Мнения среди нас разделились, но большинство все же склонялось к тому, чтобы последовать совету капитана и идти к румынским берегам. На просьбу дойти оттуда до Варны на шлюпке мы также ответили согласием. Мы опасались, как бы доведенная до отчаяния команда, страшно боявшаяся Болгарии (особенно коммунисты), не испортила нам мотора.

У берегов Румынии

“Утриш” немного взял вправо. Калиакрский маяк приближался. Вскоре все пространство вокруг было ярко освещено. Буря при таком освещении казалась еще более грозной и величественной. Огромные валы беспрепятственно налетали на нас, и их гребни захлестывали палубу. Звенела разбитая посуда в камбузе. Изнутри судна доносились шум и грохот летавших там всевозможных предметов, от палубных щеток до кока включительно. Корабль содрогался; снасти скрипели. Вскоре маяк оказался на правом траверзе, и мы, огибая мыс, стали входить в небольшой, защищенный от норд-оста залив. Ветер сразу стих, но зыбь почему-то усилилась, перейдя в мертвую.

При подходе к заливу все огни были потушены. Риск был большой. Если бы румыны заметили наш приход, то, несомненно, их береговая охрана постаралась бы нас задержать или по крайней мере обстреляла бы судно. К счастью, этого не случилось. Румынская пограничная стража оказалась не бдительнее пограничных постов ГПУ.

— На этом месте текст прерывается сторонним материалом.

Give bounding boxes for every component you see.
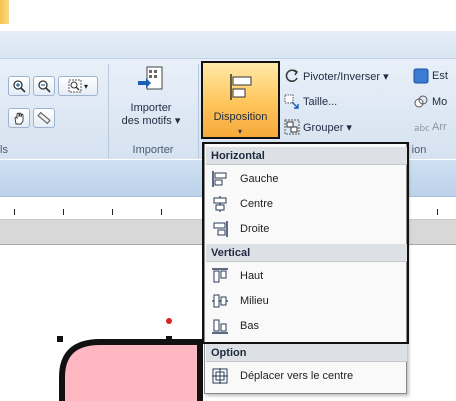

“Утриш” бросил якорь в одной миле от берега. Было около полуночи. Администрация и команда стали ждать исполнения нашего обещания, но мы и не думали садиться в шлюпку. У нас имелись сведения, что в случае нашей посадки команда намерена таранить нас судном. Момент был тревожный. Необходимо было действовать решительно.

Сказано было так, чтобы все слышали, что если старший моторист откажется на рассвете завести мотор, о чем он в припадке отчаяния заявил, когда становились на якорь, то сначала будет расстрелян профуполномоченный, а затем и сам моторист. Чтобы окончательно подействовать на этих двух коммунистов, мы заперли их в одной из кают. Я их стерег. Профуполномоченный — детина саженного роста, с бычьей шеей и косматыми руками гориллы, стоя на коленях и плача, просил пощадить его. Старший моторист умолял нас подумать об их семьях. Де Тиллот ответил:

— А вы, коммунисты, думали о семьях, когда расстреливали офицеров в 1920 году?

Тем не менее через некоторое время положение наше стало критическим. Наверху находился только А-в, вооруженный двумя револьверами, на которого качка не действовала; мы же все укачались и лежали в кубрике.

Нужно заметить, что трап из кубрика на палубу был крут и узок. Если бы команда покончила наверху с А-вым, то наша песенка была бы спета.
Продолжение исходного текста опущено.